La situación del mercado en el que se movía la empresa con motivo de la pandemia mundial del coronavirus era convulsa. El déficit de materias primas en los países productores, especialmente China, y la repercusión en las navieras, que multiplicaban por quince el precio que tenían los fletes hacía menos de un año, reducían el estocaje drásticamente y disparaban los costes en el sector.
Por otra parte, el contexto global era pesimista. La recuperación mundial se desaceleraría en medio de continuos brotes de COVID-19, disminuiría el apoyo macroeconómico y crecerían las dificultades en las cadenas de suministro. Tales perspectivas se verían empañadas por riesgos como el desanclaje de la inflación y el estrés financiero. Si algunos países requiriesen una reestructuración de la deuda, la recuperación sería más difícil de lograr que en el pasado.
Teniendo en cuenta el elevado porcentaje de la producción de la empresa que se dedicaba a la exportación, no sería precisamente el comercio exterior el que paliaría las dificultades que encontrarían en el mercado nacional.
Mientras Roberto y Rosa valoraban estas cosas sentados en el sofá del despacho frente a una taza de café, acudió uno de los encargados para decir que, en la zona de doblado de chapa, acababa de producirse un accidente. En una de las máquinas, el dispositivo que avisa de que algún objeto invade un espacio prohibido estaba desactivado y uno de los trabajadores había perdido varios dedos de la mano derecha. El encargado de Recursos Humanos no estaba localizable y no sabían lo que debían hacer en esta situación.
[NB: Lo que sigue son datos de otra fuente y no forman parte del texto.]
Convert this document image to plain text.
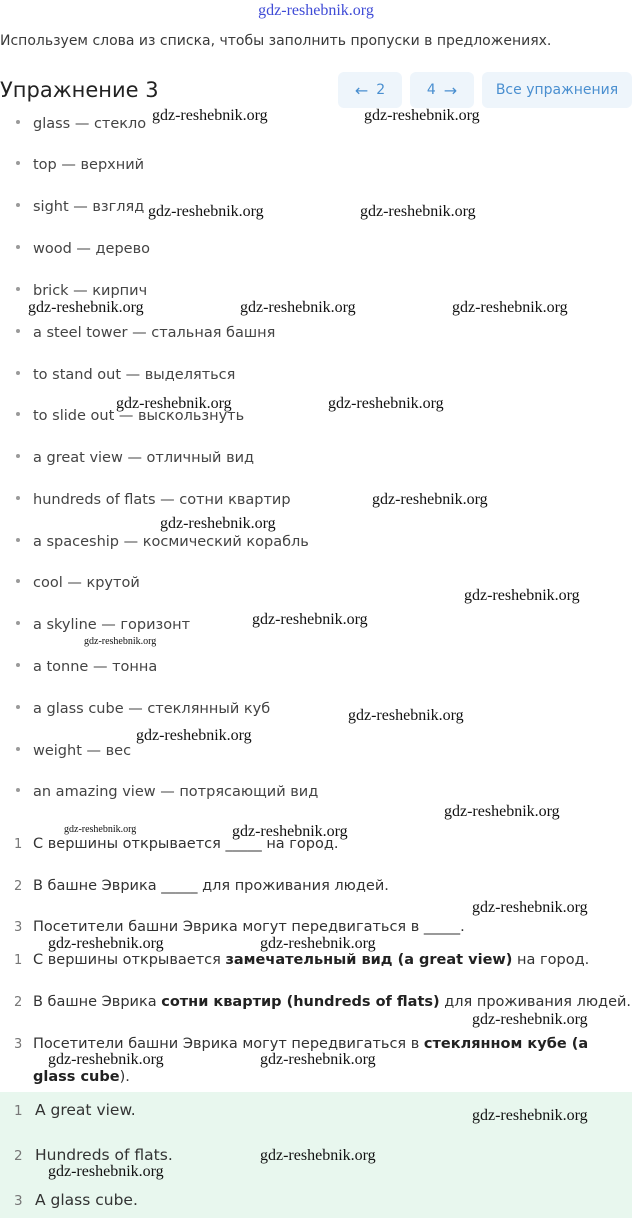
gdz-reshebnik.org
Используем слова из списка, чтобы заполнить пропуски в предложениях.
Упражнение 3	← 2	4 →	Все упражнения
glass — стекло
top — верхний
sight — взгляд
wood — дерево
brick — кирпич
a steel tower — стальная башня
to stand out — выделяться
to slide out — выскользнуть
a great view — отличный вид
hundreds of flats — сотни квартир
a spaceship — космический корабль
cool — крутой
a skyline — горизонт
a tonne — тонна
a glass cube — стеклянный куб
weight — вес
an amazing view — потрясающий вид
1 С вершины открывается _____ на город.
2 В башне Эврика _____ для проживания людей.
3 Посетители башни Эврика могут передвигаться в _____.
1 С вершины открывается замечательный вид (a great view) на город.
2 В башне Эврика сотни квартир (hundreds of flats) для проживания людей.
3 Посетители башни Эврика могут передвигаться в стеклянном кубе (a
glass cube).
1 A great view.
2 Hundreds of flats.
3 A glass cube.
gdz-reshebnik.org	gdz-reshebnik.org
gdz-reshebnik.org	gdz-reshebnik.org
gdz-reshebnik.org	gdz-reshebnik.org	gdz-reshebnik.org
gdz-reshebnik.org	gdz-reshebnik.org
gdz-reshebnik.org
gdz-reshebnik.org
gdz-reshebnik.org
gdz-reshebnik.org
gdz-reshebnik.org
gdz-reshebnik.org
gdz-reshebnik.org
gdz-reshebnik.org
gdz-reshebnik.org	gdz-reshebnik.org
gdz-reshebnik.org
gdz-reshebnik.org	gdz-reshebnik.org
gdz-reshebnik.org
gdz-reshebnik.org	gdz-reshebnik.org
gdz-reshebnik.org
gdz-reshebnik.org
gdz-reshebnik.org
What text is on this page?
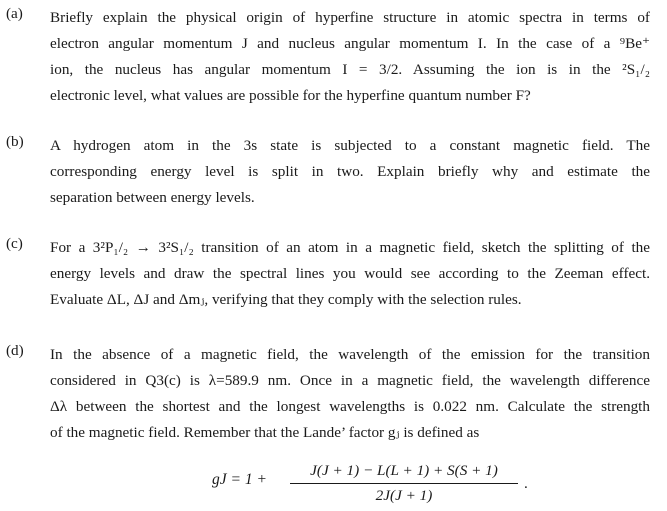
(a) Briefly explain the physical origin of hyperfine structure in atomic spectra in terms of
electron angular momentum J and nucleus angular momentum I. In the case of a ⁹Be⁺
ion, the nucleus has angular momentum I = 3/2. Assuming the ion is in the ²S₁/₂
electronic level, what values are possible for the hyperfine quantum number F?
(b) A hydrogen atom in the 3s state is subjected to a constant magnetic field. The
corresponding energy level is split in two. Explain briefly why and estimate the
separation between energy levels.
(c) For a 3²P₁/₂ → 3²S₁/₂ transition of an atom in a magnetic field, sketch the splitting of the
energy levels and draw the spectral lines you would see according to the Zeeman effect.
Evaluate ΔL, ΔJ and Δmⱼ, verifying that they comply with the selection rules.
(d) In the absence of a magnetic field, the wavelength of the emission for the transition
considered in Q3(c) is λ=589.9 nm. Once in a magnetic field, the wavelength difference
Δλ between the shortest and the longest wavelengths is 0.022 nm. Calculate the strength
of the magnetic field. Remember that the Lande’ factor gⱼ is defined as
gJ = 1 +
J(J + 1) − L(L + 1) + S(S + 1)
2J(J + 1)
.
Rosa, en el tiempo que estuvo esa mañana con Roberto en su empresa —una más de las muchas pymes que constituyen el noventa y siete por ciento del total de las empresas españolas del sector privado—, le habló de que, si no quería seguir obteniendo los mismos resultados que venía obteniendo en los últimos años y que habían provocado aquella reunión, tendría que dejar de hacer las mismas cosas que venía haciendo.
Y le apuntó, entre otras, algunas herramientas básicas que tendría que empezar a utilizar, tales como la constitución de un comité de dirección, la implantación de un sistema de calidad y de un plan de formación que abordase aspectos de carácter organizativo, de actualización técnica para los operarios, de dirección y gestión de personas, de técnicas de ventas y marketing…
En fin, se trataría de desaprender prácticas que habían dado como resultado el hundimiento de la empresa y de adquirir nuevos conocimientos y habilidades que se correspondiesen con los nuevos valores que serían de obligado cumplimiento si de verdad tenían vocación de continuidad y de desarrollo de la empresa.
Roberto asentía con media sonrisa a todo lo que decía Rosa y con temerosa convicción exhaló un inseguro y temeroso comentario: «¿Y si cuando los trabajadores aprendan a costa del dinero de la empresa se me van a otro sitio…?».
Estaba claro que cuando al líder se le plantea que el control del conjunto de la empresa se basa en la formación de las personas y en su integración en un proyecto común para todos y no en su ignorancia, muchas veces le tiemblan las piernas ante el trabajo que tiene por delante, porque teme perder el control y verse superado por los propios componentes del equipo al que tiene que dirigir y motivar.
Cuando Rosa atravesó el alféizar de la puerta de la empresa de Roberto y pisó el suelo de la calle, alzó la vista, respiró profundo y en breves segundos encontró la etiqueta con la que titularía aquella reunión: «La flojera del líder».